Electric cars have two big limitations: They are
costly and need frequent recharges. Some auto makers are waiting for
technology to improve so that batteries are able to power cars for
longer distances -- say, 400 miles -- on a single charge. Mr. Agassi
thinks he has a more immediate solution, exploiting existing batteries
that are smaller and can go about 100 miles before recharging. His
company would try to get auto makers to build cars using such
batteries, making it easy to remove them from the cars. Then, instead
of making customers pay for the car and battery -- which drives up the
cost of electric cars -- charge them only for the car.
"The thinking has been, the battery is part of the car," Mr. Agassi says. "Actually the battery is like the new gasoline."
He says his company would buy and own the batteries.
It would charge consumers a monthly subscription fee to recharge the
batteries, and set up a network of charging sites and service centers,
akin to gas stations, that pull out depleted batteries and plug in new
ones to allow users to continue driving. The subscription rate would
depend on a few factors, including how much customers drive, but
overall, Mr. Agassi says he expects the cost of owning and operating a
car under his system to be less than that of gasoline-based cars.

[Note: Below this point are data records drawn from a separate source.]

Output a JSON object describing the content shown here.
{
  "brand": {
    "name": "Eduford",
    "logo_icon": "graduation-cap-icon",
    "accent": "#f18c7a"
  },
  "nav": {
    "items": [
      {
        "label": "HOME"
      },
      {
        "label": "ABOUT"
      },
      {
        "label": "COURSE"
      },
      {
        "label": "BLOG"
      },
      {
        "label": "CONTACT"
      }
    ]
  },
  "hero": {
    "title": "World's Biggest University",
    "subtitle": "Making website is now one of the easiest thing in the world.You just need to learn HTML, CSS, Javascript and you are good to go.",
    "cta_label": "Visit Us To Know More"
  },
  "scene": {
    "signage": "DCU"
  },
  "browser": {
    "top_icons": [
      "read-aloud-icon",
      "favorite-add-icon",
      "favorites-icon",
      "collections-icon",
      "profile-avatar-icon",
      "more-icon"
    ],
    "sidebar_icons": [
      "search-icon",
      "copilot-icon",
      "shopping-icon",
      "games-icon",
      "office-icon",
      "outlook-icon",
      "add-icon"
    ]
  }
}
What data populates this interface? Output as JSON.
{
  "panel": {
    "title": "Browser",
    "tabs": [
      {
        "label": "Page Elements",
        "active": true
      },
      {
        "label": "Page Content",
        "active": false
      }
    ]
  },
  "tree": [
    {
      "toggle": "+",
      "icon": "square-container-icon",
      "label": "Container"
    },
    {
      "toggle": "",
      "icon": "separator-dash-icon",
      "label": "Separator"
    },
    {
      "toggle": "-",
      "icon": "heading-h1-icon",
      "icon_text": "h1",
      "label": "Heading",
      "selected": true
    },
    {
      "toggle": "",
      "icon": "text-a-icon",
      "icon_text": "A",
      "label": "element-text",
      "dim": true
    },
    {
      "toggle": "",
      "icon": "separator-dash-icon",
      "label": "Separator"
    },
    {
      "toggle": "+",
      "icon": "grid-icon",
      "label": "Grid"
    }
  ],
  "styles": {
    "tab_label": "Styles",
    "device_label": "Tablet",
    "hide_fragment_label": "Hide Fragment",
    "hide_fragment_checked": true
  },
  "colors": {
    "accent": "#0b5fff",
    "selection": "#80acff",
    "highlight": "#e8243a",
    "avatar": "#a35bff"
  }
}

I don't really have an opinion on whether it will work or not, though hats off for trying. Anyway, I thought it was amusing/telling that observers immediately repurposed the fashionable software term software as a service (SaaS) for this new venture. Vinnie Mirhchandani called it Batter-as-a-Service; Zoli Erdos called it car-as-a-service. Again, terms originating in tech creeping into the auto world.
This all reminded me of Larry Ribstein's observation about Tesla, from last year, that the real breakthrough isn't (necessarily) the technology, but in the company's organizational structure:
But here's the interesting part: the car was made possible by the
wonders of outsourcing. It's clear proof that we're no longer in the
days of Ford's fully integrated Rouge River plant. The Tesla's main
product-specific design features, apparently, apart from the intuition
that the thing was possible, are the body and the high-efficiency
brazed copper rotor. And the fundamental intuition or inspiration is
from Silicon Valley, not Detroit -- the car's promoter is Martin
Eberhard, the guy behind that blast from the past, the Rocket eBook.
The bottom line is that auto development is poised to follow the
computer industry model. Developments in laptop battery efficiency may
soon produce a 700 mile range and 160 mph top speed. Or maybe somebody
in Illinois will design a commercially viable corn car. Will we have a
Moore's law for cars?
My own particular interest is in organizational form. See, e.g., my Why Corporations? The
auto industry was the model for the large, integrated corporate form.
Tesla itself is a corporation, but look for the car company of the
future to be a loose affiliation of LLCs, perhaps even privately owned. (emphasis added)
The trend is pretty clear on this. Slowly, the language and institutions of the tech industry is creeping into the auto world. Don't be surprised if it turns into a roar, coming to dominate completely.